Felicity McCall is an Irish journalist, writer and broadcaster who began her career with two decades working for the BBC in Northern Ireland. She has over twenty published works include novels, non-fiction, plays, and anthologies.

Life 
McCall worked for the BBC for twenty years and in around 2000 she settled down to being a full-time writer.

In 2006 she published a biography of Agnes Jones who was one of the nurses working with Florence Nightingale in the Crimea.

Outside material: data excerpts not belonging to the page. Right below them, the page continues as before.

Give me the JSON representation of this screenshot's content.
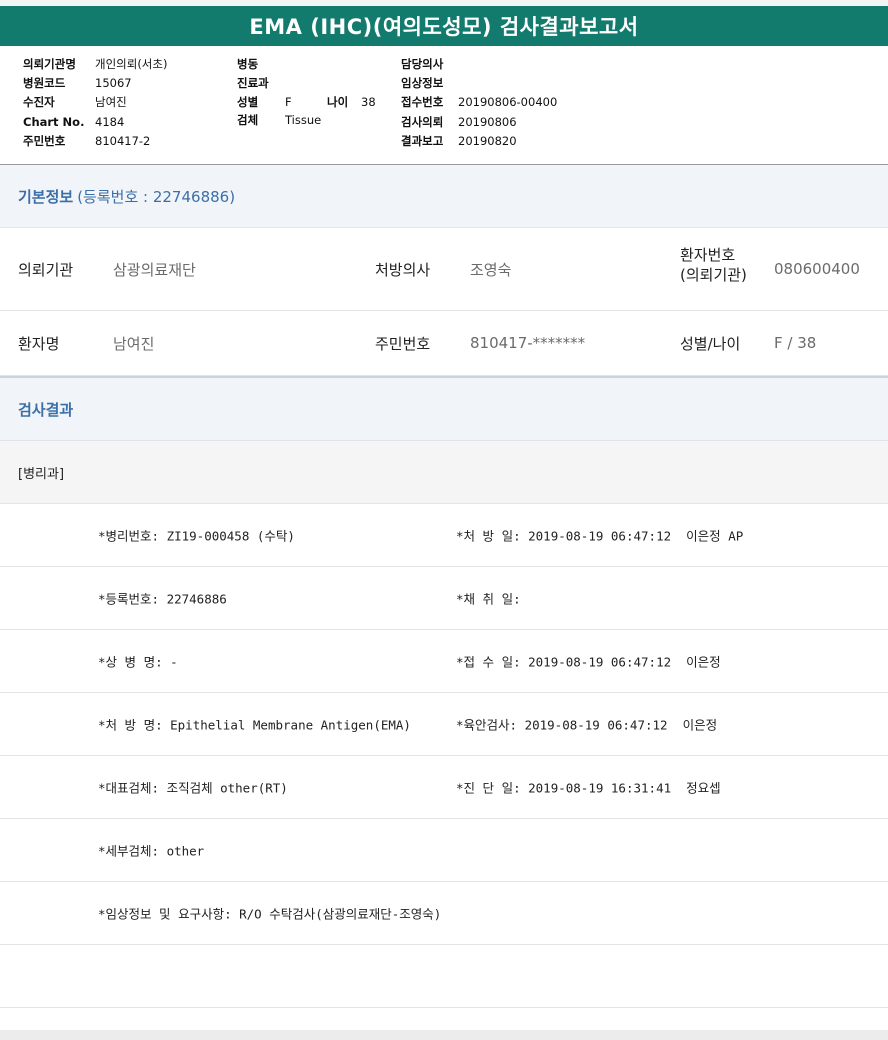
{
  "title": "EMA (IHC)(여의도성모) 검사결과보고서",
  "header": {
    "col1": [
      {
        "label": "의뢰기관명",
        "value": "개인의뢰(서초)"
      },
      {
        "label": "병원코드",
        "value": "15067"
      },
      {
        "label": "수진자",
        "value": "남여진"
      },
      {
        "label": "Chart No.",
        "value": "4184"
      },
      {
        "label": "주민번호",
        "value": "810417-2"
      }
    ],
    "col2": {
      "ward_label": "병동",
      "dept_label": "진료과",
      "sex_label": "성별",
      "sex_value": "F",
      "age_label": "나이",
      "age_value": "38",
      "specimen_label": "검체",
      "specimen_value": "Tissue"
    },
    "col3": [
      {
        "label": "담당의사",
        "value": ""
      },
      {
        "label": "임상정보",
        "value": ""
      },
      {
        "label": "접수번호",
        "value": "20190806-00400"
      },
      {
        "label": "검사의뢰",
        "value": "20190806"
      },
      {
        "label": "결과보고",
        "value": "20190820"
      }
    ]
  },
  "basic_info": {
    "heading": "기본정보",
    "reg_text": "(등록번호 : 22746886)",
    "rows": [
      {
        "a_label": "의뢰기관",
        "a_value": "삼광의료재단",
        "b_label": "처방의사",
        "b_value": "조영숙",
        "c_label_1": "환자번호",
        "c_label_2": "(의뢰기관)",
        "c_value": "080600400"
      },
      {
        "a_label": "환자명",
        "a_value": "남여진",
        "b_label": "주민번호",
        "b_value": "810417-*******",
        "c_label_1": "성별/나이",
        "c_value": "F / 38"
      }
    ]
  },
  "results": {
    "heading": "검사결과",
    "department": "[병리과]",
    "rows": [
      {
        "left": "*병리번호: ZI19-000458 (수탁)",
        "right": "*처 방 일: 2019-08-19 06:47:12  이은정 AP"
      },
      {
        "left": "*등록번호: 22746886",
        "right": "*채 취 일:"
      },
      {
        "left": "*상 병 명: -",
        "right": "*접 수 일: 2019-08-19 06:47:12  이은정"
      },
      {
        "left": "*처 방 명: Epithelial Membrane Antigen(EMA)",
        "right": "*육안검사: 2019-08-19 06:47:12  이은정"
      },
      {
        "left": "*대표검체: 조직검체 other(RT)",
        "right": "*진 단 일: 2019-08-19 16:31:41  정요셉"
      },
      {
        "left": "*세부검체: other",
        "right": ""
      },
      {
        "left": "*임상정보 및 요구사항: R/O 수탁검사(삼광의료재단-조영숙)",
        "right": ""
      },
      {
        "left": "",
        "right": ""
      }
    ]
  }
}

Her plays have been professionally produced in the UK, Ireland, the USA, and Australasia; her awards include the UK National Lottery Award for Heritage 2011 for We Were Brothers; two Epic Ireland awards in 2013 for Every Bottle has a Story to Tell; two Meyer Whitworth nominations, for No Goodbyes (2008) and We Were Brothers (2010); and the Tyrone Guthrie Scriptwriting Award (2006–07). Much of her work is based on historical fact or social activism. Her screenplay credits include Agnes (Ambient Light/GSCA 2006), based on the life of the Irish nursing pioneer Agnes Jones, and Jam (Brassneck Productions).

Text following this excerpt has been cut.